But there were always complications. We were convinced that our own friends who might be seen as hipsters by other people, did not really belong in that odious category. Your mate Ed, for example, who rides a fixed gear bike like a hipster – he’s a cool guy and he’s actually into bikes; he’s not just pretending like hipsters do. Or Ben, he’s one of those coffee dorks like those hipster baristas, but he’s a cool guy too; he’s actually interested in coffee and where it comes from and who grows it etc etc.

Not like those other dickheads with no life, who just follow cultural trends, moving from scene to scene just to be seen, right?

Of course, bemoaning hipsterism is not entirely new. In the 1940s the term was associated with young white guys who wanted to be part of the jazz scene. It seemed that these guys had to learn ‘cool’ as a set performance, whereas black musicians appeared to just do it. Hence the idea that the hipster is necessarily not the real thing, who, in order to offset this, is obliged to enter into a spiral of obscurer-than-thou one-upmanship. Pity the poor hipster, in other words, he’s only trying (desperately) to prove himself. Today’s hostility towards ‘Shoreditch wankers’ is a direct continuation of this.

While trends may come and styles may go, looking down on hipsters still passes for fashionable. But it turns out that hipster-bashing is misguided and self defeating. To begin with, the culprits concerned have been dispersed and moved along like a homeless person in Hoxton Square. Financial services-types and established media people, pushed out of their traditional stomping grounds in North and West London, have lit a fire under the East End housing market, with the result that entry-level hipsters have been all but burnt out. Young twenty somethings in Hackney are being replaced by middle-class thirty something mums and dads (and it’s not that the same group just got older). They’re the ones, i.e. too old to stand accused of hipsterism, now getting the blame for ruining neighbourhoods like Clapton and Hackney Wick; which, lest we forget, used to be the part of town that most people couldn’t wait to get out of.

With London vintage becoming a worldwide brand, and Brick Lane thrift shops seeing more Japanese and Brazilian tourists than underground arty types, Shoreditch is now about as counter-culture as Oxford Street. But while loathed, loafer-wearing scene-kids are dispersing, one trend isn’t – the aforementioned one-upmanship. Except now its practitioners are those stalwarts who feel obliged to point out that they always saw through the whole ‘ironic’ fad – as if everyone else hadn’t worked it out for themselves.

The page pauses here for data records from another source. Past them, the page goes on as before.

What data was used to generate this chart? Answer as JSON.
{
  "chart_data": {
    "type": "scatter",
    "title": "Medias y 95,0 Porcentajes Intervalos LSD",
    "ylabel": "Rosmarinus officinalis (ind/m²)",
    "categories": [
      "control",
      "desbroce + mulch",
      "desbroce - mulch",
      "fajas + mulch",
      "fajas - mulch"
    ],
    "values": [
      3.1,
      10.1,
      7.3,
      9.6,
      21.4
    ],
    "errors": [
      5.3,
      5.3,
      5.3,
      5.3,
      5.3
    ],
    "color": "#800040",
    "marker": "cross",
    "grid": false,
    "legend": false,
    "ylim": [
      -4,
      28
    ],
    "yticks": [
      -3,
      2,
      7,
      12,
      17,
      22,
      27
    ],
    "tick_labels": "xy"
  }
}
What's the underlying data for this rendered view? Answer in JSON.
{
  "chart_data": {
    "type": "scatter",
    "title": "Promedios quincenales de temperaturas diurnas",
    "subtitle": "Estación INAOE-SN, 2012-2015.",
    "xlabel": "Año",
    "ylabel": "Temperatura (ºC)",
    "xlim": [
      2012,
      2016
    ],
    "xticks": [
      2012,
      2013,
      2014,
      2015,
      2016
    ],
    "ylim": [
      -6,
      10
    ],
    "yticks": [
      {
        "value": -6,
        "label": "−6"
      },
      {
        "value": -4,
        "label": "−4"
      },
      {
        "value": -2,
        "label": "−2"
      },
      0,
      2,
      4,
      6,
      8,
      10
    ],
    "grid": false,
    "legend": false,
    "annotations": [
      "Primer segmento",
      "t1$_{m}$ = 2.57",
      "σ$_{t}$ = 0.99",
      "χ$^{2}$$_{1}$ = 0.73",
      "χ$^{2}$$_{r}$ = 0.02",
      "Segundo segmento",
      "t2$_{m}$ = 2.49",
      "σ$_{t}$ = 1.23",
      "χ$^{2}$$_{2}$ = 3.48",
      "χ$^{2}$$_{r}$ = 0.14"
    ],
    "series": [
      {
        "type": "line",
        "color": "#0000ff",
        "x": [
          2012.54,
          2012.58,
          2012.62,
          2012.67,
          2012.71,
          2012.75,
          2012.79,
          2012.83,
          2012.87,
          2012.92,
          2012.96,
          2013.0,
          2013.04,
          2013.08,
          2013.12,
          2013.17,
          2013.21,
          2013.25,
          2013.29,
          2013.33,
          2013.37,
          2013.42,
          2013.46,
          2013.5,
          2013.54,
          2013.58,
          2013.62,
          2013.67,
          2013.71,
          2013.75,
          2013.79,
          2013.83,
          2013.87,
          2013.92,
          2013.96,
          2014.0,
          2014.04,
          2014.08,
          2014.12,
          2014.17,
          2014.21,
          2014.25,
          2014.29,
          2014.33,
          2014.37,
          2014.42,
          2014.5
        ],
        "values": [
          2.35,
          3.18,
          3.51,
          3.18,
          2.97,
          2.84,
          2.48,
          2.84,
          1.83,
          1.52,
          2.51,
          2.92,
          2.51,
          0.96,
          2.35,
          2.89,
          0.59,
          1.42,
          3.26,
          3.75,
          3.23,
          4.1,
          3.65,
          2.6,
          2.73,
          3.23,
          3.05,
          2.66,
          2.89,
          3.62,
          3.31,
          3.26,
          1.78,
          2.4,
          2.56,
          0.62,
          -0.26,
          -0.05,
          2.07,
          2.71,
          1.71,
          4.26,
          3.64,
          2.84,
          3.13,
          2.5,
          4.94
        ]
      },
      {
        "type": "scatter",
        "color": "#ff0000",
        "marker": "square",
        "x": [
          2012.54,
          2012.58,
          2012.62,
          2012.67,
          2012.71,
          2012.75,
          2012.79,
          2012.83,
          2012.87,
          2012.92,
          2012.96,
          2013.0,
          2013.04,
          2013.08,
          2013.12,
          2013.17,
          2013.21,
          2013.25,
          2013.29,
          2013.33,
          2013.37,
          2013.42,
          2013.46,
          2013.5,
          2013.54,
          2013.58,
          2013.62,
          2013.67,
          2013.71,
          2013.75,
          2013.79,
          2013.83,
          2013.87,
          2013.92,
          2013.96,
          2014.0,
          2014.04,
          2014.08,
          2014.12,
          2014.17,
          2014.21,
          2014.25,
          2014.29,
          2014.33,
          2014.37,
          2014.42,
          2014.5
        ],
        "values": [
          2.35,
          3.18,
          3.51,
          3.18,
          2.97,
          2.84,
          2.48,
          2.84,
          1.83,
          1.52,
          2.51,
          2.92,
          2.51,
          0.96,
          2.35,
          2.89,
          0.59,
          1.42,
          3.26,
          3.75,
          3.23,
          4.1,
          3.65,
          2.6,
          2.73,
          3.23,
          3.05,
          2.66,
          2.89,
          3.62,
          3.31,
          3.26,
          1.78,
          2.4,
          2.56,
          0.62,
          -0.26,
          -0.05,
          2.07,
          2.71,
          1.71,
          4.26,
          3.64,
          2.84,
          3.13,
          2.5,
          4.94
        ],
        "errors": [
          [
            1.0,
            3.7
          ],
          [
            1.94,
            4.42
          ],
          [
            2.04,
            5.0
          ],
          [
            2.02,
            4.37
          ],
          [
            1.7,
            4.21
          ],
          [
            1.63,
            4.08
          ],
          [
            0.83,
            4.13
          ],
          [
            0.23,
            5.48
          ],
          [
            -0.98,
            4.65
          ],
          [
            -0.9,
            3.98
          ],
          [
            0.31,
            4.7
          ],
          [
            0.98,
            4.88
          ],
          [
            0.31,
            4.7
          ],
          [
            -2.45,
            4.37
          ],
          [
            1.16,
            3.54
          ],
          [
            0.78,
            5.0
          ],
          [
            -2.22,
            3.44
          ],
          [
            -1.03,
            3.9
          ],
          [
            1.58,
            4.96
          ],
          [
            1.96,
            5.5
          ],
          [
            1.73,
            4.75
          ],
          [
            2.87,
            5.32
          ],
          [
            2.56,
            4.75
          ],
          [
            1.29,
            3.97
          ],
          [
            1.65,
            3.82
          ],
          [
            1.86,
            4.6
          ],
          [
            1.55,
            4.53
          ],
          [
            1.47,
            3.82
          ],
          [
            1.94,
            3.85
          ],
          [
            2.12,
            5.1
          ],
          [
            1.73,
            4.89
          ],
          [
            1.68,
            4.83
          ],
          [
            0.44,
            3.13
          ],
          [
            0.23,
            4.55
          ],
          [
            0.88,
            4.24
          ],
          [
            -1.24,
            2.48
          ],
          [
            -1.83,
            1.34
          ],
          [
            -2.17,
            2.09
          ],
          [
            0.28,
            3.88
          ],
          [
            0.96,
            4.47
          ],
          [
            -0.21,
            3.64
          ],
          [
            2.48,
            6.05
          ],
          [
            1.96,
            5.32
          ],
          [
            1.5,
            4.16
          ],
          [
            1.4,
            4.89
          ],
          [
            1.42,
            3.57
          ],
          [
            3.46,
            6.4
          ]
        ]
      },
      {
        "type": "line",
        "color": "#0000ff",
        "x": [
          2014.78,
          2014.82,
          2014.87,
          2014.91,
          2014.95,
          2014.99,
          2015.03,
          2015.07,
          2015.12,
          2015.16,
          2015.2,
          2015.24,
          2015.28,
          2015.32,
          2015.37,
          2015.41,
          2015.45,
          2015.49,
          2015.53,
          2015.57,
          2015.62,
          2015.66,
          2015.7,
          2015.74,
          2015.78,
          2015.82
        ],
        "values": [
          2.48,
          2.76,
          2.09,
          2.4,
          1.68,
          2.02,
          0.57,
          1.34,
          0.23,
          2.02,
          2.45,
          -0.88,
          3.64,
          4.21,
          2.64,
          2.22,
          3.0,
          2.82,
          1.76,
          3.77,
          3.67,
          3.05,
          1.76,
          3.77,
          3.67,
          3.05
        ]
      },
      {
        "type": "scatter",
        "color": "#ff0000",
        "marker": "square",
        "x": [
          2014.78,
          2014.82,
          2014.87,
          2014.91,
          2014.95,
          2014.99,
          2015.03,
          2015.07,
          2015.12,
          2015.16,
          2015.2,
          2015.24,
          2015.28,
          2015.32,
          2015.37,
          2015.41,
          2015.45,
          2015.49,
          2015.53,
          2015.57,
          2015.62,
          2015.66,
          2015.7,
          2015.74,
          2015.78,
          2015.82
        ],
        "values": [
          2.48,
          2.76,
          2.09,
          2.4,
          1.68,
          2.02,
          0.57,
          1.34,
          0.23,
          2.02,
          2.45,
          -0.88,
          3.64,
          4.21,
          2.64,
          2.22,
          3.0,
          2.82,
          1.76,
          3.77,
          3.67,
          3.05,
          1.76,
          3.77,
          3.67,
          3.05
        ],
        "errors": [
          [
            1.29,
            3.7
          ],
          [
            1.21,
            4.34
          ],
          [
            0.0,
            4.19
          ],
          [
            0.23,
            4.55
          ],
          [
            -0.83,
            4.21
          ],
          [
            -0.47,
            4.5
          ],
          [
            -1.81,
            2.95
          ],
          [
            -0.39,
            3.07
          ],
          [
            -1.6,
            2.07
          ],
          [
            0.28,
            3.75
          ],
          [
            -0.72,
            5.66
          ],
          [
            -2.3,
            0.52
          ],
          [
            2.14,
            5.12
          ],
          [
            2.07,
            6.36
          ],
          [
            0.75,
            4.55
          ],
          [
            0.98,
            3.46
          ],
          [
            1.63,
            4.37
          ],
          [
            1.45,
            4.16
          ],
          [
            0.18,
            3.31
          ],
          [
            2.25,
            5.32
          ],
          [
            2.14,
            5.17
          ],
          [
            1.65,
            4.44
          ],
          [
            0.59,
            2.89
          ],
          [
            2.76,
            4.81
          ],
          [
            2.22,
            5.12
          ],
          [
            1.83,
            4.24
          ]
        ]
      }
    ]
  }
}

Writing for the Daily Telegraph Alex Proud explains that, unlike his turf in Camden, which is ‘sustainably cool’, Shoreditch is a formula; it’s become commodified to the point of banality. I wouldn’t disagree with him about Shoreditch. It’s a tourist trap, although I’m not sure you could say much different about Camden town. But according to Alex, the main problem is the people, the hipsters, because they’re all mindless sheep. It’s not because people sought to make money out of an increasingly popular neighbourhood and turned it into a photo-op, shopping centre graffiti tour. Camden was cool before, Shoreditch is just a fad, Alex knows.

Or there’s Times columnist Katie Glass. Regular readers will know how cool her life is compared to the cut-off wearing, beardy twerps of East London. She explains how she was sick of ‘making small talk with hipsters in ironic 1980’s outfits’. She goes on to tell us how she made the totally unconventional life choice of moving to a small apartment in Soho, where tourists take pictures of her tiny metropolitan flat! Take that East London, Katie has proven herself a bigger hipster than all of you.

You can see what’s happening: if the true expression of cool is being enviably independent and autonomous, what’s going on here is a kind of post-modern McCarthyism where the person speaking decries everyone else (except their close personal friends – hope you spotted the Douglas Coupland reference) as hipster. All of which makes anti-hipsterism as redundant as anti-communism.

I realise I myself may be partaking in this ignoble tradition, by implying that those who complain about hipsters are the biggest hipsters. Does this make me, too, a victim of the pointless hipster feud – who knows? I don’t care anymore, as long as we can get over our obsession. Why not carry on with own interests? Even if it is micro-brewing or ironic bingo or, if you really must, football. Just stop making hipsters of ourselves, and we’ll have one thing less to worry about.